Проснулся утром на диване в гостиной в обнимку с урчащим котом. Подумал: «Ну и сон мне приснился. Ничего себе прилег отдохнуть. Но хоть во сне выговорился. И то хлеб».

Весь день Марк делал вид, будто его устраивает это нехитрое объяснение. Но когда вечером услышал доносящиеся из гостиной рыдания, понесся вниз, ликуя, как ребенок, внезапно обнаруживший под елкой настоящего Санта-Клауса вместо переодетого отца. Приструнил зашипевшего было Соуса:

— Это наш гость. Будь с ним, пожалуйста, вежлив.

И, приветливо улыбнувшись, спросил:

— Эй, призрак Иосиф, будешь дальше плакать? А то, может, рому? А хочешь, чаем на тебя брызну? С лимоном, например?

Рыдания немедленно прекратились.

— Честно говоря, я бы не отказался от обоих напитков, — сказал призрак. — Но если непременно надо выбирать что-то одно…

— Не надо выбирать, — успокоил его Марк. — И, кстати, если хочешь, можешь еще поплакать и пожаловаться, пока вода закипает. Не стесняйся. Я же понимаю, что тебе так легче.


С тех пор призрак Иосиф регулярно появлялся по вечерам, неназойливо мерцал в своем углу, тихонько всхлипывая и подвывая, терпеливо ждал, пока Марк спустится в гостиную, обрызгает его горячим сладким чаем, добавит несколько капель рома и скажет: «Давай, дружище, рассказывай о своих несчастьях». Через пару недель такой прекрасной жизни призрак Иосиф с удивлением обнаружил, что жаловаться ему надоело. Каждый день одно и то же — какая скука! И неожиданно оказался интереснейшим собеседником. Жизнь в монастырской библиотеке пошла призраку на пользу, так что Марку все реже приходилось вежливо изображать заинтересованность. И все чаще он засиживался в гостиной до рассвета, заслушавшись рассказами нового приятеля. И даже немного скучал в те вечера, когда призрак Иосиф пропускал визиты, объясняя это тем, что боится надоесть. Но Марк подозревал, что в нем просто проснулось любопытство к жизни, и теперь призрак слоняется по ночному городу, пользуясь возможностью заглядывать в чужие дома. А может быть, и в места куда более интересные.

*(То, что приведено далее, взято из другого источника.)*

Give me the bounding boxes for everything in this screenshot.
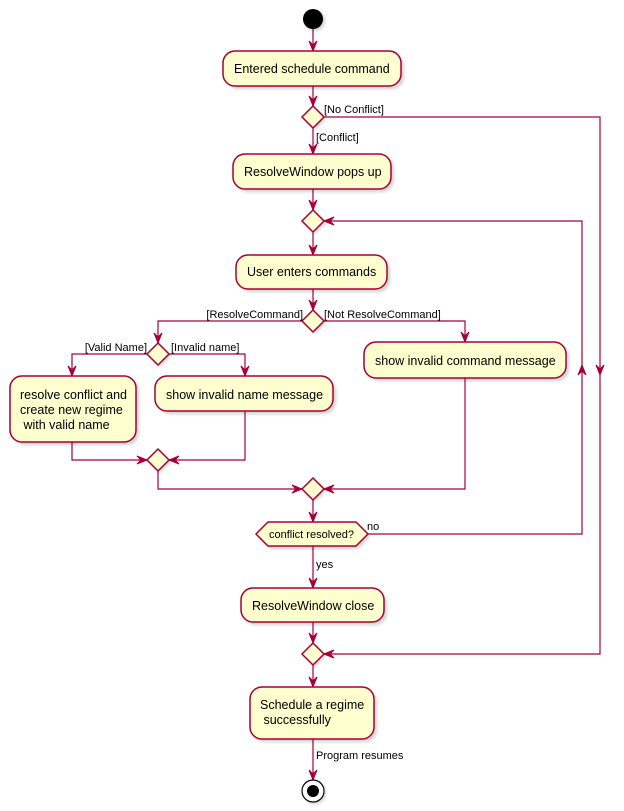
edge-invalid-name [169, 353, 246, 376]
activity-label: resolve conflict and [20, 388, 127, 402]
edge-invalid-name-to-merge [169, 411, 246, 461]
activity-label: ResolveWindow close [252, 599, 374, 613]
decision-label: conflict resolved? [269, 529, 354, 541]
label-yes: yes [316, 559, 334, 571]
activity-label: ResolveWindow pops up [244, 165, 382, 179]
activity-label: Schedule a regime [260, 698, 364, 712]
activity-label: Entered schedule command [234, 62, 390, 76]
activity-schedule-success: Schedule a regime successfully [249, 686, 377, 742]
merge-final [300, 641, 326, 667]
decision-conflict-resolved: conflict resolved? [254, 521, 370, 549]
label-program-resumes: Program resumes [316, 750, 404, 762]
decision-conflict [300, 104, 326, 130]
activity-resolve-window-pops-up: ResolveWindow pops up [232, 153, 394, 192]
end-node-core [307, 785, 319, 797]
activity-label: with valid name [20, 418, 110, 432]
start-node [303, 9, 323, 29]
edge-resolve-command [157, 320, 302, 343]
merge-name-branch [145, 447, 171, 473]
decision-name-valid [145, 341, 171, 367]
label-no-conflict: [No Conflict] [324, 104, 384, 116]
label-invalid-name: [Invalid name] [171, 342, 239, 354]
arrowheads [67, 40, 605, 782]
activity-user-enters-commands: User enters commands [235, 254, 390, 292]
activity-resolve-conflict: resolve conflict and create new regime w… [9, 375, 139, 445]
edge-valid-name [71, 353, 147, 376]
activity-label: create new regime [20, 403, 123, 417]
activity-diagram: Entered schedule command ResolveWindow p… [9, 9, 605, 804]
decision-command-type [300, 308, 326, 334]
edge-invalid-command-to-merge [324, 378, 466, 490]
label-no: no [367, 521, 379, 533]
activity-label: successfully [260, 713, 332, 727]
activity-resolve-window-close: ResolveWindow close [240, 587, 387, 625]
merge-command-branch [300, 476, 326, 502]
edge-merge-to-merge [157, 471, 302, 490]
activity-label: show invalid name message [166, 388, 323, 402]
activity-show-invalid-name-message: show invalid name message [154, 375, 336, 414]
label-resolve-command: [ResolveCommand] [206, 309, 303, 321]
merge-loop-start [300, 208, 326, 234]
activity-show-invalid-command-message: show invalid command message [363, 341, 569, 381]
activity-entered-schedule-command: Entered schedule command [222, 50, 404, 89]
edge-no-conflict [324, 116, 601, 655]
activity-label: User enters commands [247, 265, 376, 279]
activity-label: show invalid command message [375, 354, 556, 368]
label-valid-name: [Valid Name] [85, 342, 147, 354]
label-not-resolve-command: [Not ResolveCommand] [324, 309, 441, 321]
edge-not-resolve-command [324, 320, 466, 342]
label-conflict: [Conflict] [316, 132, 359, 144]
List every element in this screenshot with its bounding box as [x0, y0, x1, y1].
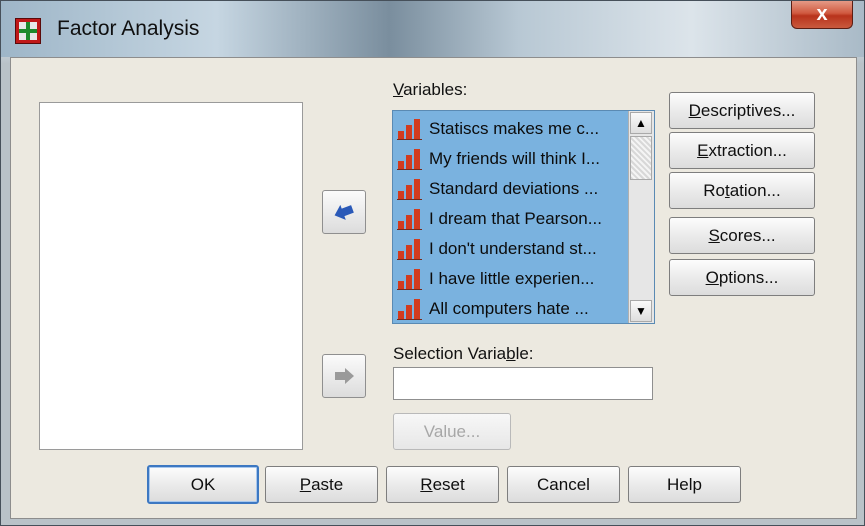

Так или иначе, но случались в их с Соусом жизни вечера без всяких гостей. Эти вечера Марк употреблял с пользой: приучал котенка к прогулкам на балконе. Вернее, приучал себя не хвататься за сердце всякий раз, когда Соус высовывает за прутья решетки любопытный нос, а за ним и добрую часть туловища. Говорил себе: «Радость превыше безопасности, наши близкие не должны сидеть взаперти только потому, что мы за них боимся». Рассуждал искренне, на практике же пока удавался только компромисс: котенок гулял на балконе, но под строжайшим присмотром. И ровно столько, сколько выдерживали хозяйские нервы. То есть не очень долго.